I am trying to scan a text from an Ocr and clean it, I got a character that is divided to few lines, however I would like to have the text in similar to the way it is in the image
the code :
heraclitus<-"greek.png"
library(tidyverse)
library(tesseract)
library(magick)
image_greek<-image_read(heraclitus)
image_greek<-image_greek %>% image_scale("600") %>%
image_crop("600x400+220+150") %>%
image_convert(type = 'Grayscale') %>%
image_contrast(sharpen = 1) %>%
image_write(format="jpg")
heraclitus_sentences<-magick::image_read(image_greek)%>%
ocr() %>% str_split("\n")
As you can see from the output, I have white spaces and sentences that are divided to two lines.
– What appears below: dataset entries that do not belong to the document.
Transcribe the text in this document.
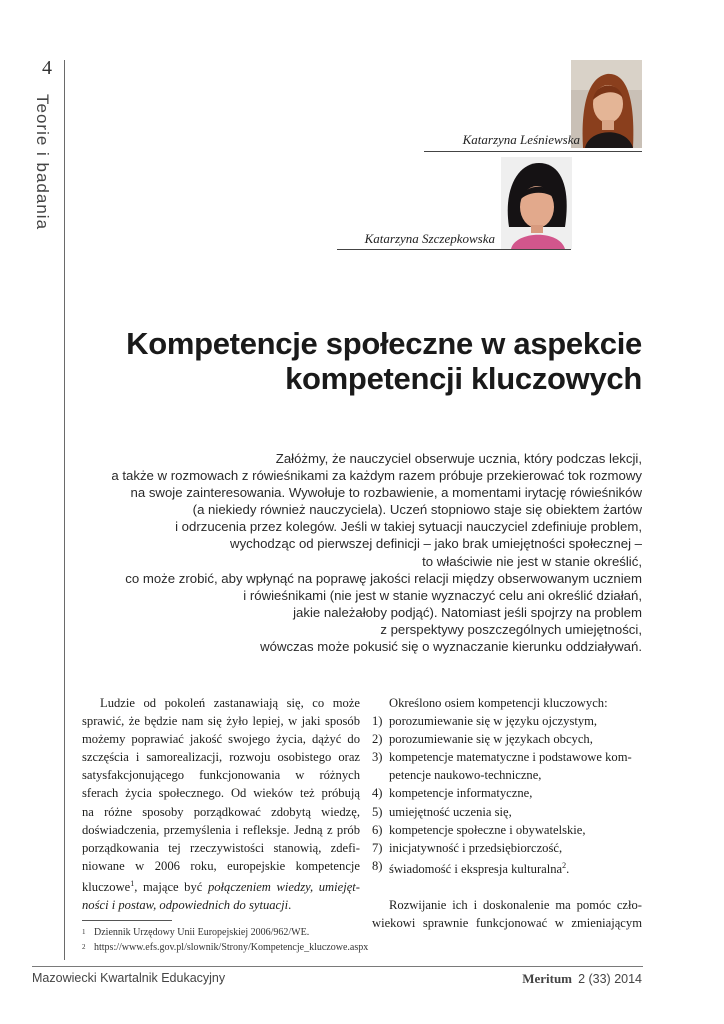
4
Teorie i badania	Katarzyna Leśniewska
Katarzyna Szczepkowska
Kompetencje społeczne w aspekcie
kompetencji kluczowych
Załóżmy, że nauczyciel obserwuje ucznia, który podczas lekcji,
a także w rozmowach z rówieśnikami za każdym razem próbuje przekierować tok rozmowy
na swoje zainteresowania. Wywołuje to rozbawienie, a momentami irytację rówieśników
(a niekiedy również nauczyciela). Uczeń stopniowo staje się obiektem żartów
i odrzucenia przez kolegów. Jeśli w takiej sytuacji nauczyciel zdefiniuje problem,
wychodząc od pierwszej definicji – jako brak umiejętności społecznej –
to właściwie nie jest w stanie określić,
co może zrobić, aby wpłynąć na poprawę jakości relacji między obserwowanym uczniem
i rówieśnikami (nie jest w stanie wyznaczyć celu ani określić działań,
jakie należałoby podjąć). Natomiast jeśli spojrzy na problem
z perspektywy poszczególnych umiejętności,
wówczas może pokusić się o wyznaczanie kierunku oddziaływań.
Ludzie od pokoleń zastanawiają się, co może
sprawić, że będzie nam się żyło lepiej, w jaki sposób
możemy poprawiać jakość swojego życia, dążyć do
szczęścia i samorealizacji, rozwoju osobistego oraz
satysfakcjonującego funkcjonowania w różnych
sferach życia społecznego. Od wieków też próbują
na różne sposoby porządkować zdobytą wiedzę,
doświadczenia, przemyślenia i refleksje. Jedną z prób
porządkowania tej rzeczywistości stanowią, zdefi-
niowane w 2006 roku, europejskie kompetencje
kluczowe$^1$, mające być połączeniem wiedzy, umiejęt-
ności i postaw, odpowiednich do sytuacji.
Określono osiem kompetencji kluczowych:
1) porozumiewanie się w języku ojczystym,
2) porozumiewanie się w językach obcych,
3) kompetencje matematyczne i podstawowe kom-
petencje naukowo-techniczne,
4) kompetencje informatyczne,
5) umiejętność uczenia się,
6) kompetencje społeczne i obywatelskie,
7) inicjatywność i przedsiębiorczość,
8) świadomość i ekspresja kulturalna$^2$.
Rozwijanie ich i doskonalenie ma pomóc czło-
wiekowi sprawnie funkcjonować w zmieniającym
1 Dziennik Urzędowy Unii Europejskiej 2006/962/WE.
2 https://www.efs.gov.pl/slownik/Strony/Kompetencje_kluczowe.aspx
Mazowiecki Kwartalnik Edukacyjny	Meritum 2 (33) 2014
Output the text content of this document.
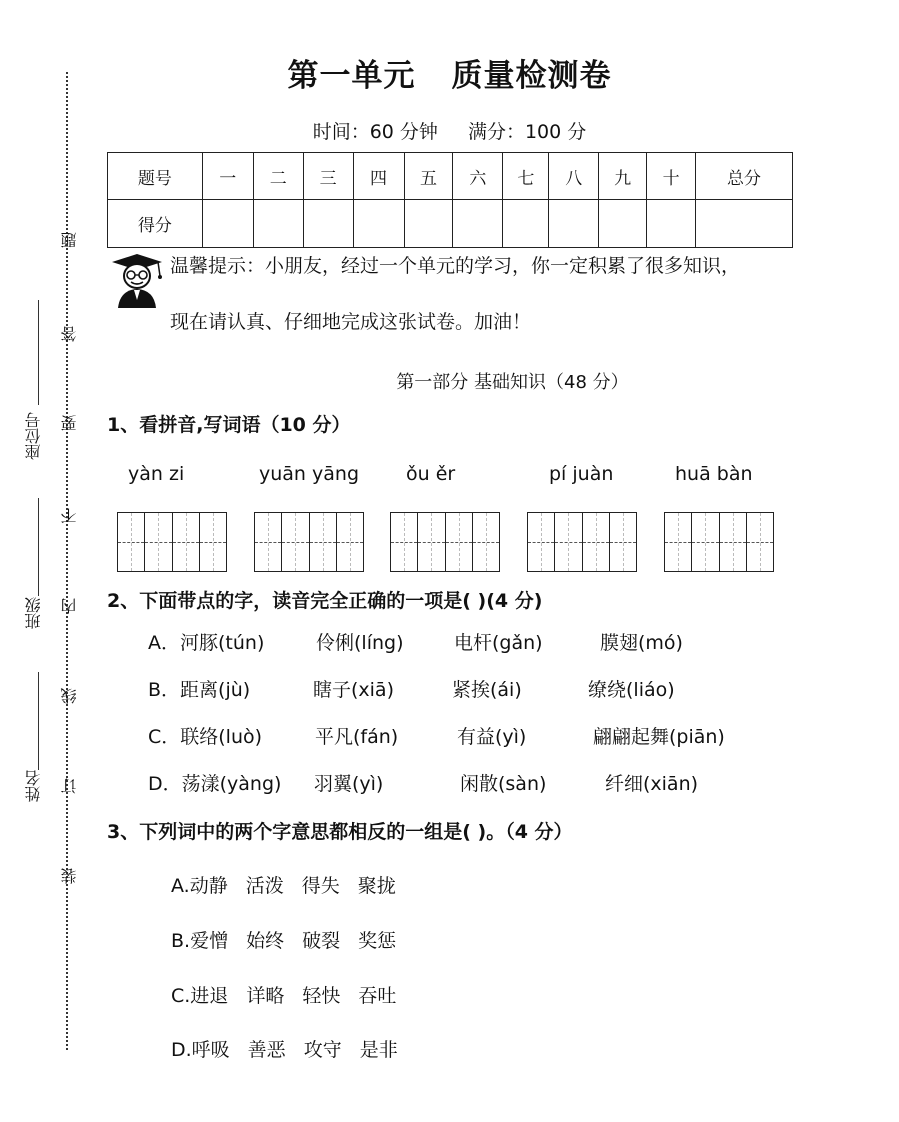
题
答
要
不
内
线
订
装
座位号
班级
姓名
第一单元 质量检测卷
时间：60 分钟 满分：100 分
题号	一	二	三	四	五	六	七	八	九	十	总分
得分											
温馨提示：小朋友，经过一个单元的学习，你一定积累了很多知识，
现在请认真、仔细地完成这张试卷。加油！
第一部分 基础知识（48 分）
1、看拼音,写词语（10 分）
yàn zi	yuān yāng ǒu ěr	pí juàn	huā bàn
2、下面带点的字，读音完全正确的一项是( )(4 分)
A．河豚(tún)	伶俐(líng)	电杆(gǎn)	膜翅(mó)
B．距离(jù)	瞎子(xiā)	紧挨(ái)	缭绕(liáo)
C．联络(luò)	平凡(fán)	有益(yì)	翩翩起舞(piān)
D．荡漾(yàng)	羽翼(yì)	闲散(sàn)	纤细(xiān)
3、下列词中的两个字意思都相反的一组是( )。（4 分）
A.动静 活泼 得失 聚拢
B.爱憎 始终 破裂 奖惩
C.进退 详略 轻快 吞吐
D.呼吸 善恶 攻守 是非
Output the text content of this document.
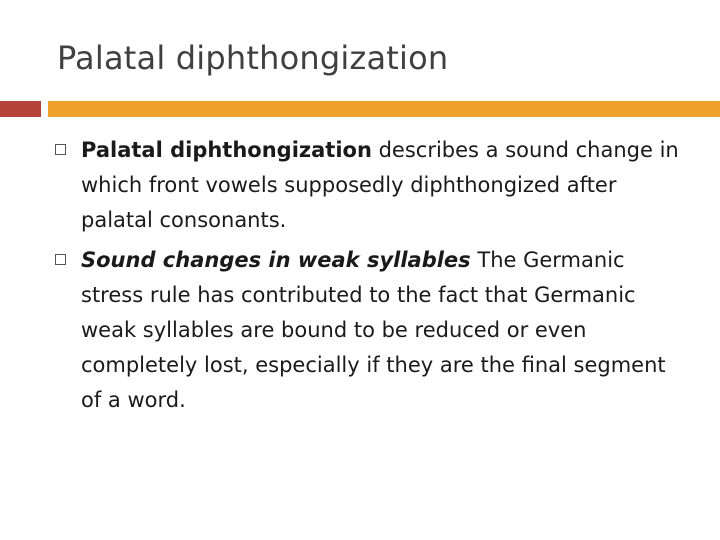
Palatal diphthongization
Palatal diphthongization describes a sound change in which front vowels supposedly diphthongized after palatal consonants.
Sound changes in weak syllables The Germanic stress rule has contributed to the fact that Germanic weak syllables are bound to be reduced or even completely lost, especially if they are the final segment of a word.
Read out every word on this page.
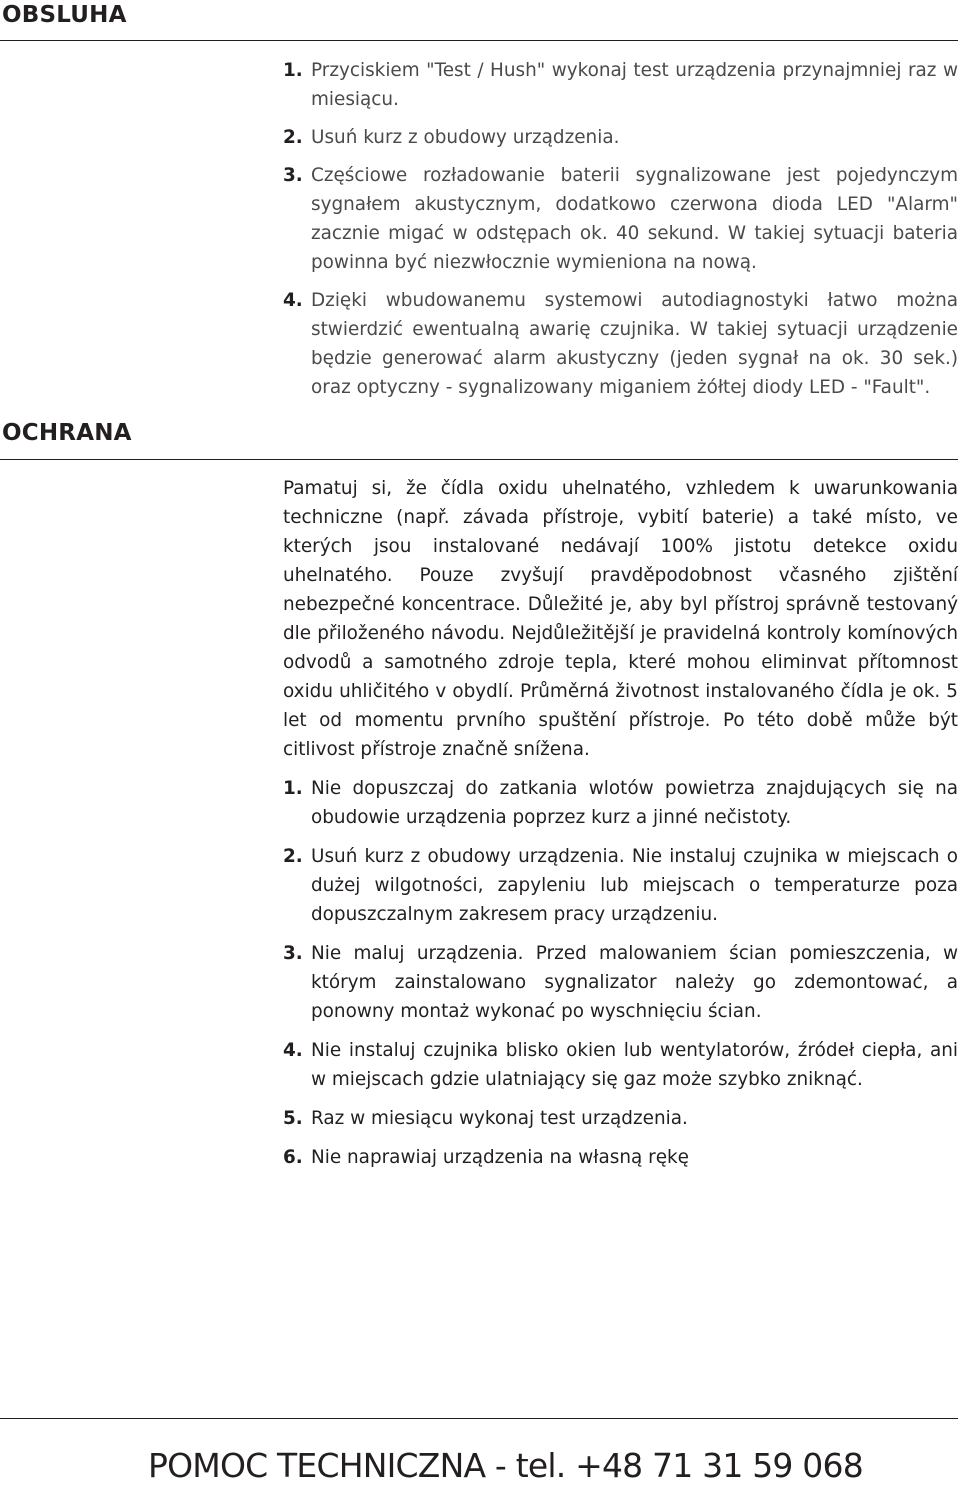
OBSLUHA
1. Przyciskiem "Test / Hush" wykonaj test urządzenia przynajmniej raz w miesiącu.
2. Usuń kurz z obudowy urządzenia.
3. Częściowe rozładowanie baterii sygnalizowane jest pojedynczym sygnałem akustycznym, dodatkowo czerwona dioda LED "Alarm" zacznie migać w odstępach ok. 40 sekund. W takiej sytuacji bateria powinna być niezwłocznie wymieniona na nową.
4. Dzięki wbudowanemu systemowi autodiagnostyki łatwo można stwierdzić ewentualną awarię czujnika. W takiej sytuacji urządzenie będzie generować alarm akustyczny (jeden sygnał na ok. 30 sek.) oraz optyczny - sygnalizowany miganiem żółtej diody LED - "Fault".
OCHRANA

Pamatuj si, že čídla oxidu uhelnatého, vzhledem k uwarunkowania techniczne (např. závada přístroje, vybití baterie) a také místo, ve kterých jsou instalované nedávají 100% jistotu detekce oxidu uhelnatého. Pouze zvyšují pravděpodobnost včasného zjištění nebezpečné koncentrace. Důležité je, aby byl přístroj správně testovaný dle přiloženého návodu. Nejdůležitější je pravidelná kontroly komínových odvodů a samotného zdroje tepla, které mohou eliminvat přítomnost oxidu uhličitého v obydlí. Průměrná životnost instalovaného čídla je ok. 5 let od momentu prvního spuštění přístroje. Po této době může být citlivost přístroje značně snížena.

1. Nie dopuszczaj do zatkania wlotów powietrza znajdujących się na obudowie urządzenia poprzez kurz a jinné nečistoty.
2. Usuń kurz z obudowy urządzenia. Nie instaluj czujnika w miejscach o dużej wilgotności, zapyleniu lub miejscach o temperaturze poza dopuszczalnym zakresem pracy urządzeniu.
3. Nie maluj urządzenia. Przed malowaniem ścian pomieszczenia, w którym zainstalowano sygnalizator należy go zdemontować, a ponowny montaż wykonać po wyschnięciu ścian.
4. Nie instaluj czujnika blisko okien lub wentylatorów, źródeł ciepła, ani w miejscach gdzie ulatniający się gaz może szybko zniknąć.
5. Raz w miesiącu wykonaj test urządzenia.
6. Nie naprawiaj urządzenia na własną rękę
POMOC TECHNICZNA - tel. +48 71 31 59 068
I would like to have it in a vector or a list, that each element will be a sentence
You need to split on \n\n
(not \n
) then replace the middle \n
values:
magick::image_read(image_greek) %>%
ocr() %>%
str_split("\n\n") %>%
unlist() %>%
str_replace_all("\n", " ")
Output:
[1] "© Much learning does not teach understanding."
[2] "© The road up and the road down is one and the same."
[3] "© Our envy always lasts longer than the happiness of those we envy."
[4] "© No man ever steps in the same river twice, for it's not the same river and he's not the same man. "